When most of us think about our dog's getting osteoarthritis (OA) we usually expect that it is an issue that comes with aging. Canine OA is caused by the deterioration of the joint cartilage, surrounding tissue and fluid. It is often referred to as degenerative joint disease and it is a painful and progressive disease. As OA progresses it can lead to chronic inflammation, swelling and even bone-on-bone contact as the cartilage wears away. However, the thinking that this is strictly caused by age is a myth. In fact, 1 in 5 dogs, over 1 year old, may be affected by OA. Why so young you ask? Genetics. Since OA is genetic and developmental the affects can begin in the first few months of life including the rapid growth stage between the first four to six months. While some of our larger breed dogs are more commonly affected this can occur in any breed and any size. Besides genetics, OA can also develop due to excess body weight, lack of exercise and poor nutrition.

So, how do you know if your dog is affected? Even the most playful dogs can begin to show signs of OA. Some of these signs include:

  • Slower to get up or sit down

  • Takes longer to get comfortable and frequently changes positions

  • Shifts weight from front to back or side to side while standing

  • Shows less interest in play

  • Act restless, anxious or even irritable

  • Hesitate before climbing stairs, walking, sitting or jumping

If your dog begins to show any of these signs it is time to talk to your veterinarian.

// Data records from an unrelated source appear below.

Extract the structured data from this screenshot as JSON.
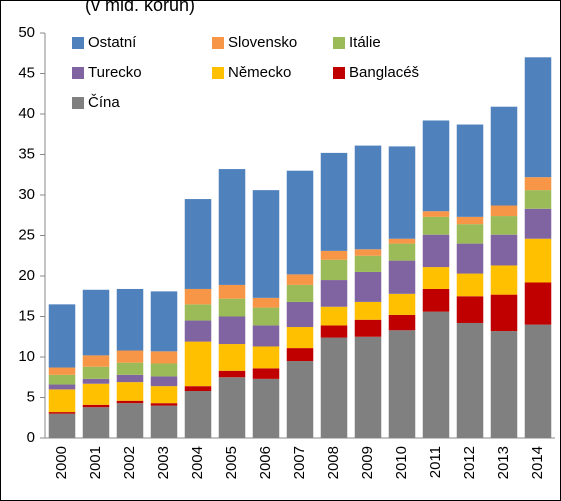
{
  "chart_data": {
    "type": "stacked_bar",
    "title": "(v mld. korun)",
    "categories": [
      "2000",
      "2001",
      "2002",
      "2003",
      "2004",
      "2005",
      "2006",
      "2007",
      "2008",
      "2009",
      "2010",
      "2011",
      "2012",
      "2013",
      "2014"
    ],
    "series": [
      {
        "name": "Čína",
        "color": "#808080",
        "values": [
          3.0,
          3.8,
          4.3,
          4.0,
          5.8,
          7.5,
          7.3,
          9.5,
          12.4,
          12.5,
          13.3,
          15.6,
          14.2,
          13.2,
          14.0
        ]
      },
      {
        "name": "Banglacéš",
        "color": "#c00000",
        "values": [
          0.2,
          0.3,
          0.3,
          0.3,
          0.6,
          0.8,
          1.3,
          1.6,
          1.5,
          2.1,
          1.9,
          2.8,
          3.3,
          4.5,
          5.2
        ]
      },
      {
        "name": "Německo",
        "color": "#ffc000",
        "values": [
          2.8,
          2.6,
          2.3,
          2.1,
          5.5,
          3.3,
          2.7,
          2.6,
          2.3,
          2.2,
          2.6,
          2.7,
          2.8,
          3.6,
          5.4
        ]
      },
      {
        "name": "Turecko",
        "color": "#8064a2",
        "values": [
          0.6,
          0.6,
          0.9,
          1.2,
          2.6,
          3.4,
          2.6,
          3.1,
          3.3,
          3.7,
          4.1,
          4.0,
          3.7,
          3.8,
          3.7
        ]
      },
      {
        "name": "Itálie",
        "color": "#9bbb59",
        "values": [
          1.2,
          1.5,
          1.5,
          1.6,
          2.0,
          2.2,
          2.2,
          2.1,
          2.5,
          2.0,
          2.1,
          2.2,
          2.4,
          2.3,
          2.3
        ]
      },
      {
        "name": "Slovensko",
        "color": "#f79646",
        "values": [
          0.9,
          1.4,
          1.5,
          1.5,
          1.9,
          1.7,
          1.2,
          1.3,
          1.1,
          0.8,
          0.6,
          0.7,
          0.9,
          1.3,
          1.6
        ]
      },
      {
        "name": "Ostatní",
        "color": "#4f81bd",
        "values": [
          7.8,
          8.1,
          7.6,
          7.4,
          11.1,
          14.3,
          13.3,
          12.8,
          12.1,
          12.8,
          11.4,
          11.2,
          11.4,
          12.2,
          14.8
        ]
      }
    ],
    "ylim": [
      0,
      50
    ],
    "yticks": [
      0,
      5,
      10,
      15,
      20,
      25,
      30,
      35,
      40,
      45,
      50
    ],
    "grid": false,
    "legend": "top-left"
  }
}
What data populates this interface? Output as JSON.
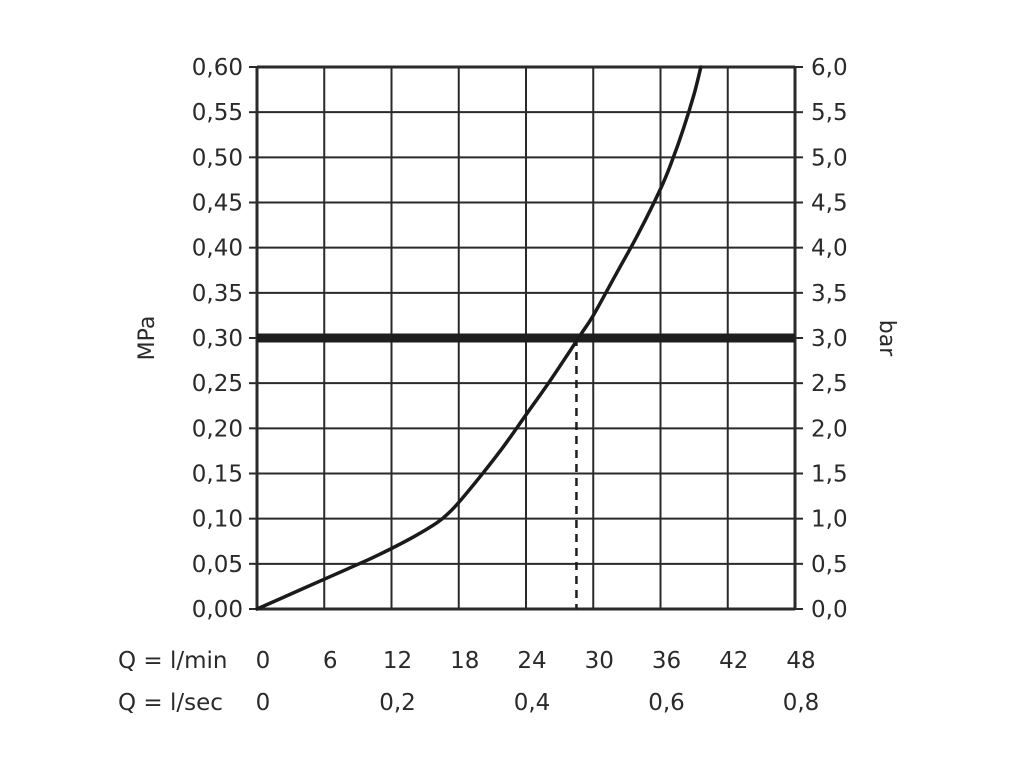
{
  "chart_data": {
    "type": "line",
    "title": "",
    "ylabel_left": "MPa",
    "ylabel_right": "bar",
    "x_axis_primary_label": "Q = l/min",
    "x_axis_secondary_label": "Q = l/sec",
    "xlim": [
      0,
      48
    ],
    "ylim": [
      0,
      0.6
    ],
    "grid": true,
    "x_ticks_lmin": [
      "0",
      "6",
      "12",
      "18",
      "24",
      "30",
      "36",
      "42",
      "48"
    ],
    "x_ticks_lsec": [
      {
        "value": 0,
        "label": "0"
      },
      {
        "value": 12,
        "label": "0,2"
      },
      {
        "value": 24,
        "label": "0,4"
      },
      {
        "value": 36,
        "label": "0,6"
      },
      {
        "value": 48,
        "label": "0,8"
      }
    ],
    "y_ticks_left": [
      "0,00",
      "0,05",
      "0,10",
      "0,15",
      "0,20",
      "0,25",
      "0,30",
      "0,35",
      "0,40",
      "0,45",
      "0,50",
      "0,55",
      "0,60"
    ],
    "y_ticks_right": [
      "0,0",
      "0,5",
      "1,0",
      "1,5",
      "2,0",
      "2,5",
      "3,0",
      "3,5",
      "4,0",
      "4,5",
      "5,0",
      "5,5",
      "6,0"
    ],
    "series": [
      {
        "x": [
          0,
          2,
          4,
          6,
          8,
          10,
          12,
          14,
          16,
          17,
          18,
          20,
          22,
          24,
          26,
          28,
          29,
          30,
          32,
          34,
          36,
          37,
          38,
          39,
          39.6
        ],
        "y": [
          0,
          0.011,
          0.022,
          0.033,
          0.044,
          0.055,
          0.067,
          0.08,
          0.095,
          0.105,
          0.118,
          0.148,
          0.18,
          0.215,
          0.25,
          0.287,
          0.306,
          0.325,
          0.37,
          0.415,
          0.465,
          0.495,
          0.53,
          0.57,
          0.6
        ]
      }
    ],
    "reference_line": {
      "y": 0.3,
      "style": "bold"
    },
    "dashed_drop": {
      "x": 28.5,
      "y": 0.3
    }
  },
  "colors": {
    "grid": "#2a2a2a",
    "curve": "#1a1a1a",
    "reference": "#1e1e1e",
    "text": "#2a2a2a"
  }
}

There is also a website,, where you can take a free quiz about your pet about the signs of OA. Veterinarians rate OA in stages starting at Pre-OA, Mild, Moderate and Severe. Proactive management of OA can be effective in slowing the progression. This can include supplements, exercise, weight management, hydrotherapy, laser therapy, and even pain relief medications. Receiving a diagnosis of OA does not mean your dog can not romp and play and enjoy a high-quality life. It does mean that steps should be taken to aid in slowing the progression of the disease. Normal routine's like going on walks, sitting for a treat, playing with your family, chasing a ball all depends on healthy joints. A very important part of the joint is the cartilage. Cartilage goes through wear and tear normally, as your pet moves, and it does not have blood-vessels, nerves or lymphatics like other tissues do. This means that it does not repair or heal itself like other tissues can. This is why early management is so important. So if you suspect your pet may have OA make sure to talk with your veterinarian. Your veterinarian will most likely ask you questions about your pets mobility, perform an orthopedic exam and may want to perform a x-ray and possibly lab work depending on how the exam goes. They can then get your pet on a management plan and back to the fun things in life!